Enter Howard Kurtz, the media analyst for Fox News. On Friday he published an op-ed, which was followed by a segment on his Sunday Fox News program MediaBuzz, wherein he proposed his theory that MSNBC suffers from a “culture in which harsh personal attacks are encouraged, or at least tolerated.” His evidence for this was a series of recent controversies involving personalities at MSNBC, which he claimed not to be biased against.

Kurtz: I’m not designing this to bash MSNBC, but you had Martin Bashir with the vile attack on Sarah Palin, apologizing and then losing his job. You had Alec Baldwin losing his job at MSNBC over an alleged anti-gay slur hurled at a photographer. Now Melissa Harris-Perry. Is there something in the culture there that tolerates this unacceptable language?

One has to wonder why, if Kurtz did not intend to bash MSNBC, did he focus solely on “unacceptable language” by people on MSNBC. It’s not as if he didn’t have plenty of examples of Fox News anchors and pundits who did much the same thing. Just within the past week Fox’s Mike Huckabee compared doctors at a hospital, that had been caring for a girl who was pronounced brain dead, to the Nazi regime that was responsible for the murder of millions.
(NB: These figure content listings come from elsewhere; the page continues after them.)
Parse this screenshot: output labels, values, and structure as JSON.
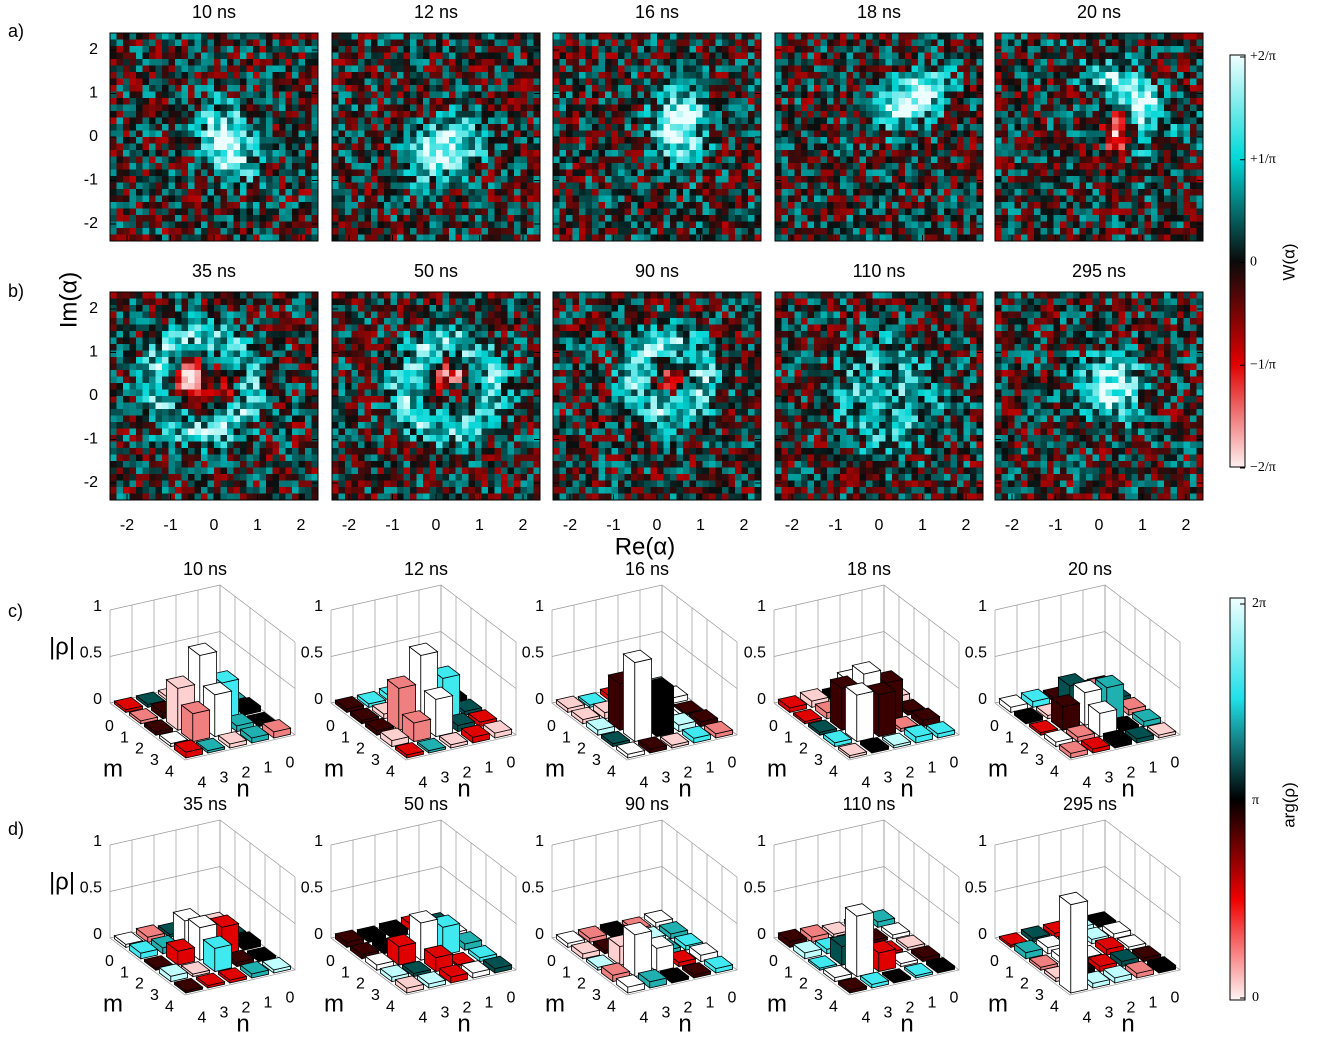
{
  "panel_labels": [
    "a)",
    "b)",
    "c)",
    "d)"
  ],
  "wigner": {
    "x_label": "Re(α)",
    "y_label": "Im(α)",
    "ticks": [
      -2,
      -1,
      0,
      1,
      2
    ],
    "times": [
      [
        "10 ns",
        "12 ns",
        "16 ns",
        "18 ns",
        "20 ns"
      ],
      [
        "35 ns",
        "50 ns",
        "90 ns",
        "110 ns",
        "295 ns"
      ]
    ],
    "colorbar": {
      "label": "W(α)",
      "ticks": [
        "+2/π",
        "+1/π",
        "0",
        "−1/π",
        "−2/π"
      ]
    }
  },
  "density": {
    "z_label": "|ρ|",
    "z_ticks": [
      0,
      0.5,
      1
    ],
    "m_label": "m",
    "n_label": "n",
    "index_ticks": [
      0,
      1,
      2,
      3,
      4
    ],
    "times": [
      [
        "10 ns",
        "12 ns",
        "16 ns",
        "18 ns",
        "20 ns"
      ],
      [
        "35 ns",
        "50 ns",
        "90 ns",
        "110 ns",
        "295 ns"
      ]
    ],
    "colorbar": {
      "label": "arg(ρ)",
      "ticks": [
        "2π",
        "π",
        "0"
      ]
    }
  }
}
Fox also hosted a former CIA agent who recently wrote an article that advocated the assassination of President Obama and British Prime Minister Cameron. Neither of these commentaries entered into Kurtz’s examination of the culture of cable news. The only observation that Kurtz deemed notable was his severly skewed impression of how conservatives are viewed by liberals.

Kurtz: If there is a theme to these episodes, it is a view of Republicans and conservatives as so mean-spirited, hard-hearted and clueless that just about any rhetoric against them can be justified.
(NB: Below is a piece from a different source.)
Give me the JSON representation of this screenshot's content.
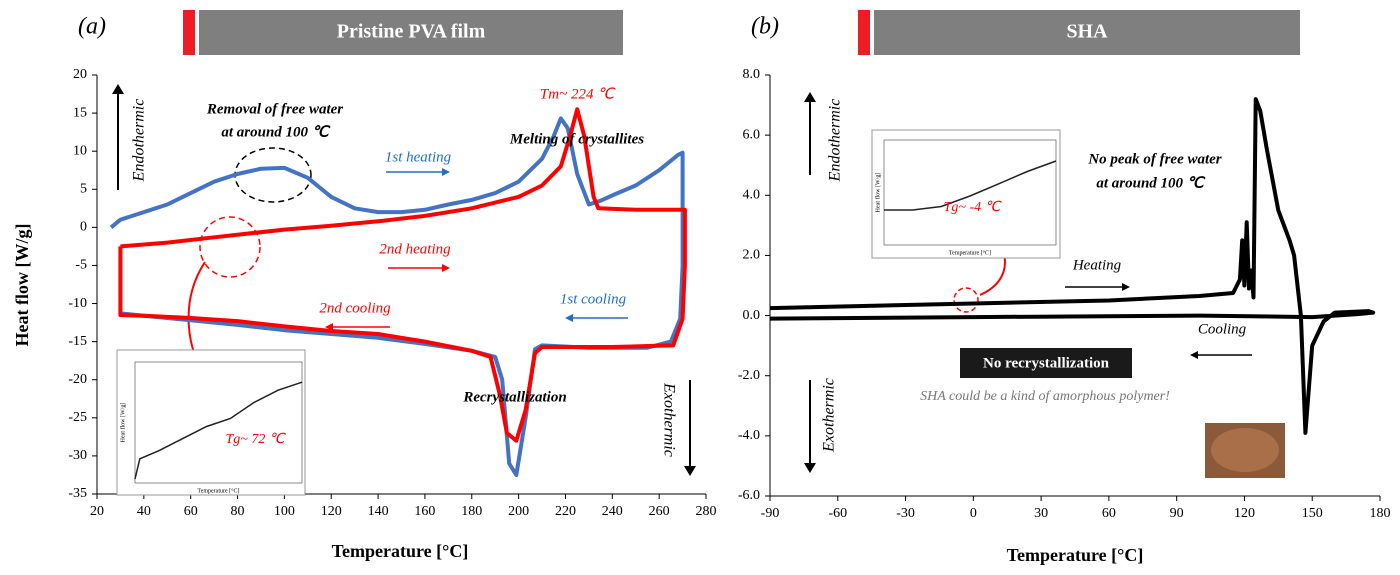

Thus we had the spectacle of Martin Bashir so reviling Sarah Palin that he not only called her a “dunce” and an “idiot” but prescribed for her an old slave treatment in which he said someone should defecate in her mouth.
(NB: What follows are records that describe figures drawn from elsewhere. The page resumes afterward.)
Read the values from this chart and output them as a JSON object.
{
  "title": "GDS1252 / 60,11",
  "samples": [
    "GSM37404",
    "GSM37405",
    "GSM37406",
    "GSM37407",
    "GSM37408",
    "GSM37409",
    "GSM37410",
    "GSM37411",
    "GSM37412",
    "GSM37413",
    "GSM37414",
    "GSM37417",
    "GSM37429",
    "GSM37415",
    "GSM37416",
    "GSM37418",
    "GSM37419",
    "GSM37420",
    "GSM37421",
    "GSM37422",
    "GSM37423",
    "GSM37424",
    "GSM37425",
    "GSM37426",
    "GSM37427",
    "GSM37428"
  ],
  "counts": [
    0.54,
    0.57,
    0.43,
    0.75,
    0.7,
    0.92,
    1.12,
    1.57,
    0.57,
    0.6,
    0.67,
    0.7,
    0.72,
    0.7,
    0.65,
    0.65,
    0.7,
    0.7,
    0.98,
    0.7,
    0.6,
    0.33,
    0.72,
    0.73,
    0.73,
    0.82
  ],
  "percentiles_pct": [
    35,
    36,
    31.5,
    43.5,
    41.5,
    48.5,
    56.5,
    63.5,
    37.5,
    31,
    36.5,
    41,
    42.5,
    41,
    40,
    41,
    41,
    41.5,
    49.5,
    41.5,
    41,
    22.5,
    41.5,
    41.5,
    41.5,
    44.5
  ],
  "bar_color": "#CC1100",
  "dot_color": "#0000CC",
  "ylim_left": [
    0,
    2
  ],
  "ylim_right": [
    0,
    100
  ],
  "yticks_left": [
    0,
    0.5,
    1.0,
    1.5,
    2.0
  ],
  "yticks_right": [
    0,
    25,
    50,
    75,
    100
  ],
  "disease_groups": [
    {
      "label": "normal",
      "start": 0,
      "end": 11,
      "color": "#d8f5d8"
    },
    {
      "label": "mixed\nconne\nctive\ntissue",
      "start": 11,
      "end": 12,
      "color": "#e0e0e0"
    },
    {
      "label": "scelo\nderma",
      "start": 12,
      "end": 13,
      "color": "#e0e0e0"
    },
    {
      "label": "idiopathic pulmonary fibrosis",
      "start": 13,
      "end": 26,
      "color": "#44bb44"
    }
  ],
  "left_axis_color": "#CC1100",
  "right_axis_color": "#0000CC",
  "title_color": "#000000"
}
Oh my. Bashir called Palin a “dunce” and an “idiot.” Apparently Kurtz has never seen Bill O’Reilly’s program where for years he has had a regular segment in which he called his liberal adversaries “pinheads.” Not that he needed a dedicated segment to disparage his foes. He was found by Indiana University to have called people derogatory names every 6.8 seconds. Recently O’Reilly even expressed his hostile intentions toward the Democratic Majority Leader of the senate, saying…

“Harry Reid, I think you’ll have to kidnap. Tie him to a tree up in Idaho somewhere, leave him there for a few weeks.”

Surely O’Reilly will insist that the was joking about kidnapping and torturing Sen. Reid, but the Harris-Perry segment was premised that it was all in humor. The same cannot be said for Glenn Beck’s declaration that Obama was a racist who hated white people. Neither Beck nor his superiors ever apologized for that. In fact, Rupert Murdoch agreed with it. Perhaps the most glaring example of repulsive rhetoric was that displayed by Fox News contributor Erick Erickson upon the retirement of Supreme Court Justice David Souter when Erickson said

“The nation loses the only goat fucking child molester to ever serve on the Supreme Court in David Souter’s retirement.”

Fox News

Let’s not forget the Fox News community website, Fox Nation. It’s culture is so riddled with hostility that they won’t even refer to some people by their actual names. The Fox Nationalists refer to Sen. Al Franken as Stuart Smalley, after a character he played on Saturday Night Live twenty years ago. They also call comedian Bill Maher “Pig” Maher for reasons no one seems to know. [For more on Fox Nation, read Fox Nation vs. Reality, a book that documents the website’s steady stream of lies]

There are, however, some notable differences between the incidents of verbal abuse as articulated by MSNBC and Fox News. At MSNBC the lapses in judgment were followed by apologies and sometimes suspensions or terminations. The lapses at Fox were either celebrated or ignored by management and often repeated with more emphasis by the abuser.

So Howard Kurtz has the gall to wonder if there is culture of harsh personal attacks at MSNBC where such incidents are routinely punished, but he has no concerns about his own network where they are a point of pride. That’s a distinct difference that would enter into the analysis of an honest media critic. Luckily, Kurtz works for Fox so he doesn’t have to worry about being honest.